May 20, 2021
The official start of the 2021 Atlantic hurricane season is just days away. Forecasters are predicting another active season.
The 2020 Atlantic hurricane season brought a record 30 named storms (14 of those were hurricanes), and although most hurricane season forecasters had predicted an above average season last year, most predictions centered around approximately 20 named storms.
Today, the National Oceanic and Atmospheric Administration (NOAA) released their official forecast for the upcoming hurricane season. They say there is a 90% chance of an above normal or near normal season, with only a 10% chance for a below average season. They are forecasting 13 to 20 named storms with maximum sustained winds of at least 39 mph, with 6 to 10 of those storms becoming hurricanes (maximum sustained winds of at least 74 mph), and of those, 3 to 5 major hurricanes (with winds of at least 111 mph). An average hurricane season, according to NOAA, produces 14 named storms, 7 hurricanes, and 3 major hurricanes.

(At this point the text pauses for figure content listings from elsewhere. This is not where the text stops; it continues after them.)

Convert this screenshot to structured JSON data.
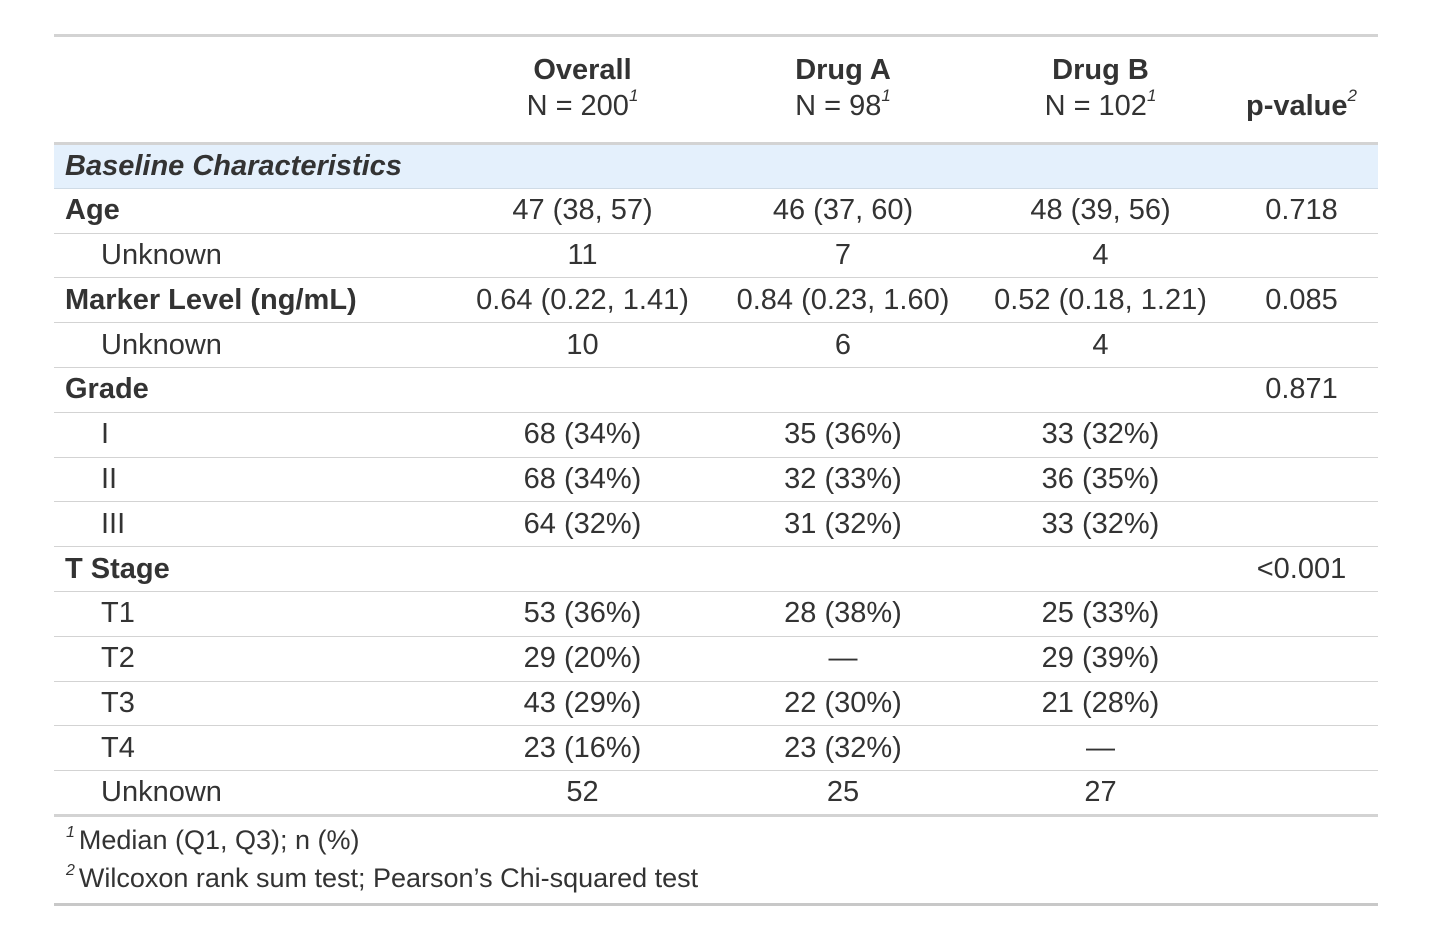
{
  "header": {
    "columns": [
      {
        "label": "Overall",
        "n": "N = 200",
        "note": "1"
      },
      {
        "label": "Drug A",
        "n": "N = 98",
        "note": "1"
      },
      {
        "label": "Drug B",
        "n": "N = 102",
        "note": "1"
      }
    ],
    "p_value": {
      "label": "p-value",
      "note": "2"
    }
  },
  "section": "Baseline Characteristics",
  "variables": [
    {
      "label": "Age",
      "cells": [
        "47 (38, 57)",
        "46 (37, 60)",
        "48 (39, 56)"
      ],
      "p": "0.718",
      "levels": [
        {
          "label": "Unknown",
          "cells": [
            "11",
            "7",
            "4"
          ]
        }
      ]
    },
    {
      "label": "Marker Level (ng/mL)",
      "cells": [
        "0.64 (0.22, 1.41)",
        "0.84 (0.23, 1.60)",
        "0.52 (0.18, 1.21)"
      ],
      "p": "0.085",
      "levels": [
        {
          "label": "Unknown",
          "cells": [
            "10",
            "6",
            "4"
          ]
        }
      ]
    },
    {
      "label": "Grade",
      "p": "0.871",
      "levels": [
        {
          "label": "I",
          "cells": [
            "68 (34%)",
            "35 (36%)",
            "33 (32%)"
          ]
        },
        {
          "label": "II",
          "cells": [
            "68 (34%)",
            "32 (33%)",
            "36 (35%)"
          ]
        },
        {
          "label": "III",
          "cells": [
            "64 (32%)",
            "31 (32%)",
            "33 (32%)"
          ]
        }
      ]
    },
    {
      "label": "T Stage",
      "p": "<0.001",
      "levels": [
        {
          "label": "T1",
          "cells": [
            "53 (36%)",
            "28 (38%)",
            "25 (33%)"
          ]
        },
        {
          "label": "T2",
          "cells": [
            "29 (20%)",
            "—",
            "29 (39%)"
          ]
        },
        {
          "label": "T3",
          "cells": [
            "43 (29%)",
            "22 (30%)",
            "21 (28%)"
          ]
        },
        {
          "label": "T4",
          "cells": [
            "23 (16%)",
            "23 (32%)",
            "—"
          ]
        },
        {
          "label": "Unknown",
          "cells": [
            "52",
            "25",
            "27"
          ]
        }
      ]
    }
  ],
  "footnotes": [
    {
      "mark": "1",
      "text": "Median (Q1, Q3); n (%)"
    },
    {
      "mark": "2",
      "text": "Wilcoxon rank sum test; Pearson’s Chi-squared test"
    }
  ]
}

As with any hurricane season, it’s impossible to know where these storms will form and when or where they might make landfall.
Click on the tweet below to see the projections and the list of names for the 2021 Atlantic hurricane season.
In April, Colorado State University also released its annual forecast, led by Philip Klotzbach. Their forecast also calls for an above average season with 17 named storms, 8 hurricanes, and 4 major hurricanes.